NSCAD Professor Mathew Reichertz is surrounded by the paintings of Dog Park at Hermes Gallery.

When NSCAD professor Mathew Reichertz was a dog owner, he and constant companion Georgia were frequent visitors to Point Pleasant Park. They were there twice a day, every day for more than a decade.

Just how often he was there in the park with Georgia, an Australian cattle dog who needed plenty of exercise, occurred to him one day while at the airport. He picked up a pamphlet about Point Pleasant Park – and noticed it was him in the photo on the cover, going for a run with Georgia bounding by his side.

Percolating through those daily rambles, an idea occurred to him: as a painter, how could he capture Georgia’s experience of the park, an experience she realized largely through her sensitive, highly attuned nose? How could he visually represent a sense as elusive as smell?

“To tell you the truth, I think the idea was born of annoyance,” he says. “She’d want to sniff and I’d want to get going.”

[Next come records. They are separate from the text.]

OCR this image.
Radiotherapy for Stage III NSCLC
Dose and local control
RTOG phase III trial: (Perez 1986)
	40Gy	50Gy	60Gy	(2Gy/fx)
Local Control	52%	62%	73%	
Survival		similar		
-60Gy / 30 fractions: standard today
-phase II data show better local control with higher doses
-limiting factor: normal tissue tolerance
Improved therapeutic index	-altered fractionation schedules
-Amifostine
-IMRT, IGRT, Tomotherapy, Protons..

Mathew explored the idea, dubbed Dog Park, further through a residency at Point Pleasant Park in 2012. But then he put it aside to develop another suite of work – Garbage – in which he transformed the walls of Saint Mary’s University Art Gallery into the pages of a life-size comic book. There’s also a graphic novel of the same name published earlier this year by Conundrum Press.

With Garbage put out—so to speak—he finally had the time to return to Dog Park with a show last month at Hermes Gallery.

The gallery is on the small side, but Dog Park is designed to be presented on a grand scale, filling the walls from floor to ceiling. The paintings are done on sheets of see-through plastic, which were then cut out and applied to the walls. Different smells are depicted differently: some are representational, others more abstract, others cartoonish – like the yellow, cloud-like mist emanating from a pile of dog turds. On another wall, the image of a log emerges in a series of lines, as if through Georgia’s snuffling the object takes shape and becomes realized.

The smells are all around: from an invigorating whiff of the ocean to the dank odor of rotting vegetation. And perhaps from Georgia’s perspective: the identifying smell of another dog’s butt or the scent of an animal which passed by a day ago. It’s estimated that a dog’s sense of smell is between 1,000 and 10,000 times more acute than a human’s.

He explains: “I did research about how smells move over uneven terrain, how a dog’s nose works and how they behave when they are tracking a smell. The more I sought to understand a dog’s sense of smell, the more I realized that their olfactory experience creates a kind of architecture that they inhabit and move through.”